We have no money for copies. But our Live, Love, Learn program now includes two Undergraduate Scribe Fellows.

We have no money for raises, but we’ve used the money we would otherwise have spent on raises to hire a Morale Boosting Consultant.

We had to eliminate merit increases, but our president’s life coach swears that extrinsic motivation doesn’t work anyway, and my masseur agrees. Also, our Morale Boosting Consultant has T-shirts!

The science behind extrinsic motivation not working is shaky, according to our psychology adjuncts, but administrators are still getting raises. Think of this as a controlled experiment.

Enrollments are down again this year, but we are building another new building, just in case our enrollments go up.

In related news, we are asking underutilized faculty and staff to volunteer for our Sound Body, Sound Mind Construction Team. By asking, I mean “I will smile and conceal my mailed and spiked fist when I roll this out.” Your pride will be hurt. But the hard hats are on us!

We are cutting departmental budgets by five percent. Hard hats aren’t free. But they will be stylish and functional.

On Prospective Student Day, Admitted Student Day, and Please Don’t Transfer Day, faculty and staff will be expected to don the costume of our beloved mascot, Dolly the Distracted I-Gen Labradoodle. It may get sweaty in there! But our consultants tell us this new policy will reap not only enrollment but also branding dividends. Bow wow!

Our Survey on Campus Climate was poorly designed and administered, and may have been gamed by faculty and student activists. But not to worry: the Seven Action Steps we’re taking in response were conceived six months before the survey went live. Give your Dean some credit, people.

The Seven Action Steps will be tedious and counterproductive. But did I mention enrollments are down? Less grading! Fewer names to commit to memory! Our Morale Boosting Consultant says it’s a wash.

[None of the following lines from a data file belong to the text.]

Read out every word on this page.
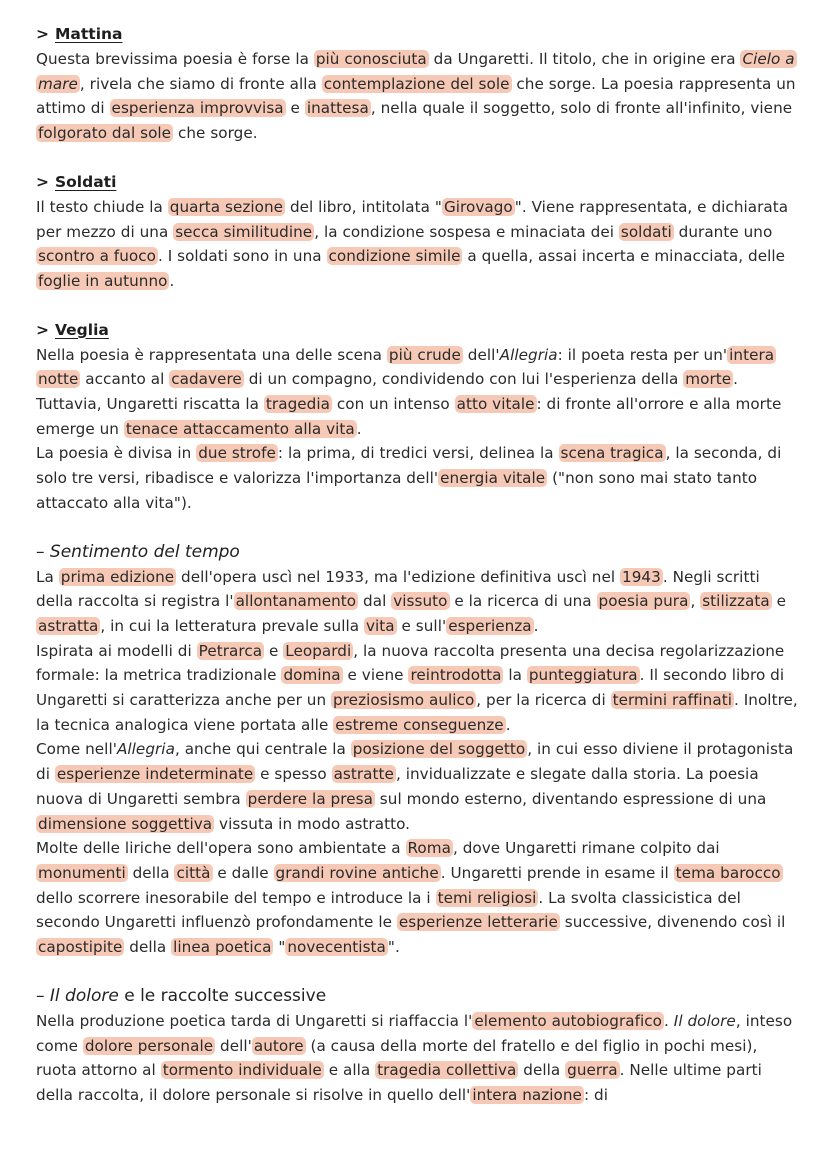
> Mattina

Questa brevissima poesia è forse la più conosciuta da Ungaretti. Il titolo, che in origine era Cielo a mare , rivela che siamo di fronte alla contemplazione del sole che sorge. La poesia rappresenta un attimo di esperienza improvvisa e inattesa , nella quale il soggetto, solo di fronte all'infinito, viene folgorato dal sole che sorge.

> Soldati

Il testo chiude la quarta sezione del libro, intitolata " Girovago ". Viene rappresentata, e dichiarata per mezzo di una secca similitudine , la condizione sospesa e minaciata dei soldati durante uno scontro a fuoco . I soldati sono in una condizione simile a quella, assai incerta e minacciata, delle foglie in autunno .

> Veglia

Nella poesia è rappresentata una delle scena più crude dell'Allegria: il poeta resta per un' intera notte accanto al cadavere di un compagno, condividendo con lui l'esperienza della morte . Tuttavia, Ungaretti riscatta la tragedia con un intenso atto vitale : di fronte all'orrore e alla morte emerge un tenace attaccamento alla vita .

La poesia è divisa in due strofe : la prima, di tredici versi, delinea la scena tragica , la seconda, di solo tre versi, ribadisce e valorizza l'importanza dell' energia vitale ("non sono mai stato tanto attaccato alla vita").

– Sentimento del tempo

La prima edizione dell'opera uscì nel 1933, ma l'edizione definitiva uscì nel 1943 . Negli scritti della raccolta si registra l' allontanamento dal vissuto e la ricerca di una poesia pura , stilizzata e astratta , in cui la letteratura prevale sulla vita e sull' esperienza .

Ispirata ai modelli di Petrarca e Leopardi , la nuova raccolta presenta una decisa regolarizzazione formale: la metrica tradizionale domina e viene reintrodotta la punteggiatura . Il secondo libro di Ungaretti si caratterizza anche per un preziosismo aulico , per la ricerca di termini raffinati . Inoltre, la tecnica analogica viene portata alle estreme conseguenze .

Come nell'Allegria, anche qui centrale la posizione del soggetto , in cui esso diviene il protagonista di esperienze indeterminate e spesso astratte , invidualizzate e slegate dalla storia. La poesia nuova di Ungaretti sembra perdere la presa sul mondo esterno, diventando espressione di una dimensione soggettiva vissuta in modo astratto.

Molte delle liriche dell'opera sono ambientate a Roma , dove Ungaretti rimane colpito dai monumenti della città e dalle grandi rovine antiche . Ungaretti prende in esame il tema barocco dello scorrere inesorabile del tempo e introduce la i temi religiosi . La svolta classicistica del secondo Ungaretti influenzò profondamente le esperienze letterarie successive, divenendo così il capostipite della linea poetica " novecentista ".

– Il dolore e le raccolte successive

Nella produzione poetica tarda di Ungaretti si riaffaccia l' elemento autobiografico . Il dolore, inteso come dolore personale dell' autore (a causa della morte del fratello e del figlio in pochi mesi), ruota attorno al tormento individuale e alla tragedia collettiva della guerra . Nelle ultime parti della raccolta, il dolore personale si risolve in quello dell' intera nazione : di
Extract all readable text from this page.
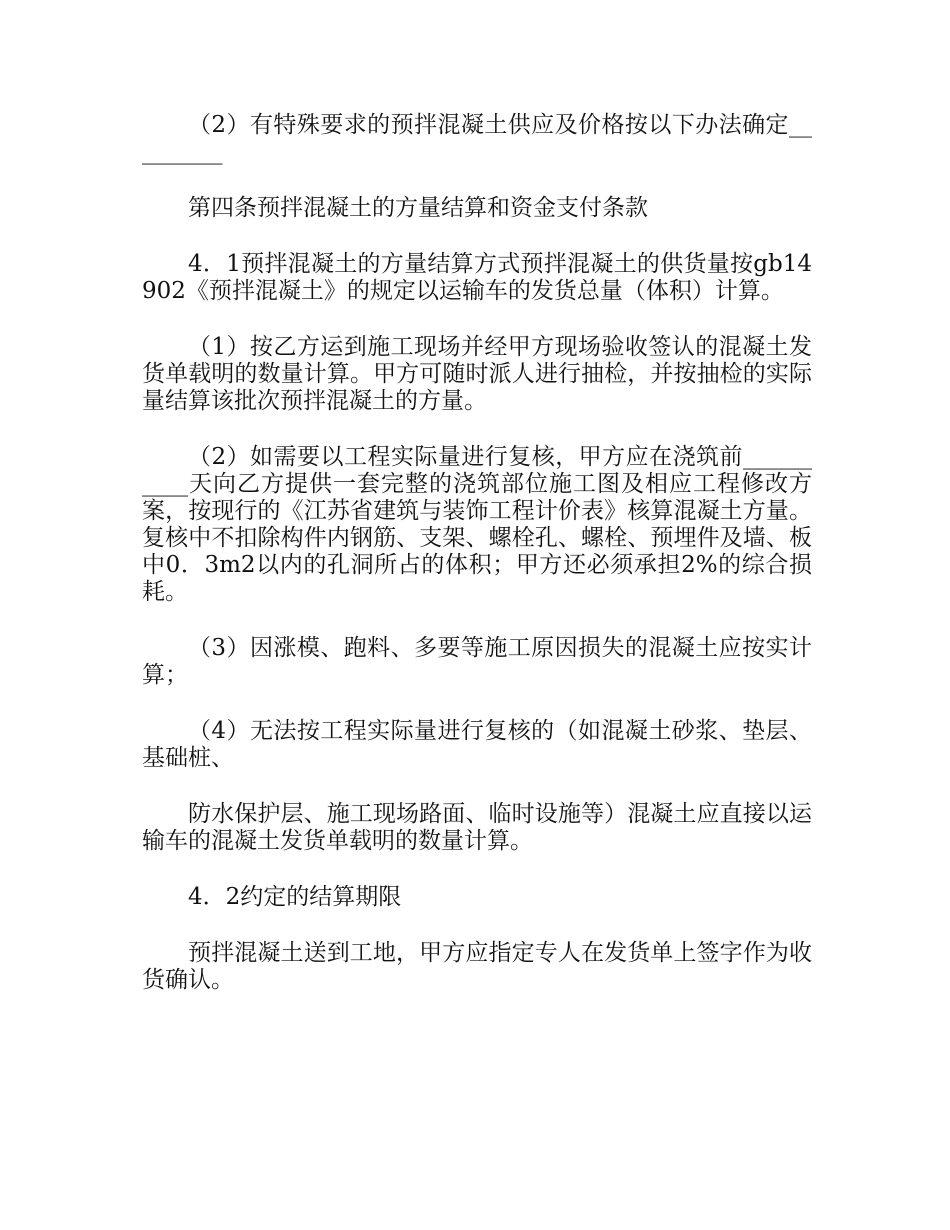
（2）有特殊要求的预拌混凝土供应及价格按以下办法确定_________

第四条预拌混凝土的方量结算和资金支付条款

4．1预拌混凝土的方量结算方式预拌混凝土的供货量按gb14902《预拌混凝土》的规定以运输车的发货总量（体积）计算。

（1）按乙方运到施工现场并经甲方现场验收签认的混凝土发货单载明的数量计算。甲方可随时派人进行抽检，并按抽检的实际量结算该批次预拌混凝土的方量。

（2）如需要以工程实际量进行复核，甲方应在浇筑前__________天向乙方提供一套完整的浇筑部位施工图及相应工程修改方案，按现行的《江苏省建筑与装饰工程计价表》核算混凝土方量。复核中不扣除构件内钢筋、支架、螺栓孔、螺栓、预埋件及墙、板中0．3m2以内的孔洞所占的体积；甲方还必须承担2%的综合损耗。

（3）因涨模、跑料、多要等施工原因损失的混凝土应按实计算；

（4）无法按工程实际量进行复核的（如混凝土砂浆、垫层、基础桩、

防水保护层、施工现场路面、临时设施等）混凝土应直接以运输车的混凝土发货单载明的数量计算。

4．2约定的结算期限

预拌混凝土送到工地，甲方应指定专人在发货单上签字作为收货确认。
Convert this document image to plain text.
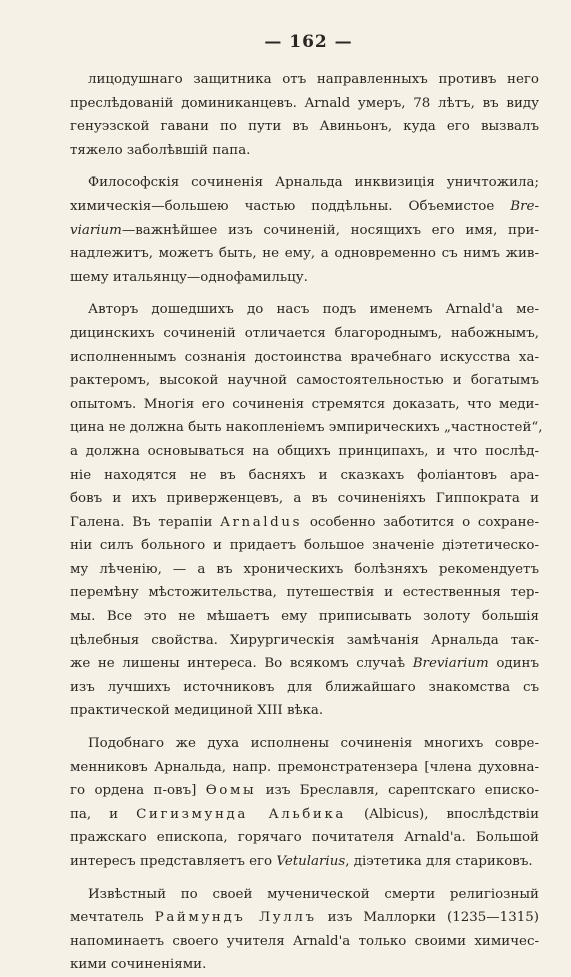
— 162 —
лицодушнаго защитника отъ направленныхъ противъ него
преслѣдованій доминиканцевъ. Arnald умеръ, 78 лѣтъ, въ виду
генуэзской гавани по пути въ Авиньонъ, куда его вызвалъ
тяжело заболѣвшій папа.
Философскія сочиненія Арнальда инквизиція уничтожила;
химическія—большею частью поддѣльны. Объемистое Bre-
viarium—важнѣйшее изъ сочиненій, носящихъ его имя, при-
надлежитъ, можетъ быть, не ему, а одновременно съ нимъ жив-
шему итальянцу—однофамильцу.
Авторъ дошедшихъ до насъ подъ именемъ Arnald'а ме-
дицинскихъ сочиненій отличается благороднымъ, набожнымъ,
исполненнымъ сознанія достоинства врачебнаго искусства ха-
рактеромъ, высокой научной самостоятельностью и богатымъ
опытомъ. Многія его сочиненія стремятся доказать, что меди-
цина не должна быть накопленіемъ эмпирическихъ „частностей“,
а должна основываться на общихъ принципахъ, и что послѣд-
ніе находятся не въ басняхъ и сказкахъ фоліантовъ ара-
бовъ и ихъ приверженцевъ, а въ сочиненіяхъ Гиппократа и
Галена. Въ терапіи Arnaldus особенно заботится о сохране-
ніи силъ больного и придаетъ большое значеніе діэтетическо-
му лѣченію, — а въ хроническихъ болѣзняхъ рекомендуетъ
перемѣну мѣстожительства, путешествія и естественныя тер-
мы. Все это не мѣшаетъ ему приписывать золоту большія
цѣлебныя свойства. Хирургическія замѣчанія Арнальда так-
же не лишены интереса. Во всякомъ случаѣ Breviarium одинъ
изъ лучшихъ источниковъ для ближайшаго знакомства съ
практической медициной XIII вѣка.
Подобнаго же духа исполнены сочиненія многихъ совре-
менниковъ Арнальда, напр. премонстратензера [члена духовна-
го ордена п-овъ] Ѳомы изъ Бреславля, сарептскаго еписко-
па, и Сигизмунда Альбика (Albicus), впослѣдствіи
пражскаго епископа, горячаго почитателя Arnald'а. Большой
интересъ представляетъ его Vetularius, діэтетика для стариковъ.
Извѣстный по своей мученической смерти религіозный
мечтатель Раймундъ Луллъ изъ Маллорки (1235—1315)
напоминаетъ своего учителя Arnald'а только своими химичес-
кими сочиненіями.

We were compelled to eliminate the Philosophy, English, and History departments. To be frank, in accordance with our Transparency U Initiative, we just don’t get them. So how could our shrinking student body?

We have, however, inaugurated a cutting edge interdisciplinary program, Reading and Its Discontents, staffed by our hungriest adjuncts. We still stand for the liberal arts. The 21st-century liberal arts, which are better and cheaper.

In related bad news, our trustees and most of our high-level administrators have no experience or interest in the field of higher education. But they do have experience and interest in management science. Which is universal.

Management science is not a science, or a form of management. But we have new early retirement incentives.

Yes, higher education is entering rough seas. Our university is no exception. However, thanks to the foresight of our University of the Future Strategic Task Force, we have a life raft. Most spots are reserved for administrators and the international students who are paying full tuition. But there is room for a few faculty members. Compliance is its own reward but may also be rewarded. When it comes to extrinsic motivation, it is sometimes best to hedge one’s bets.

Yes, this is all very stressful. But our Wellness Program is now mandatory.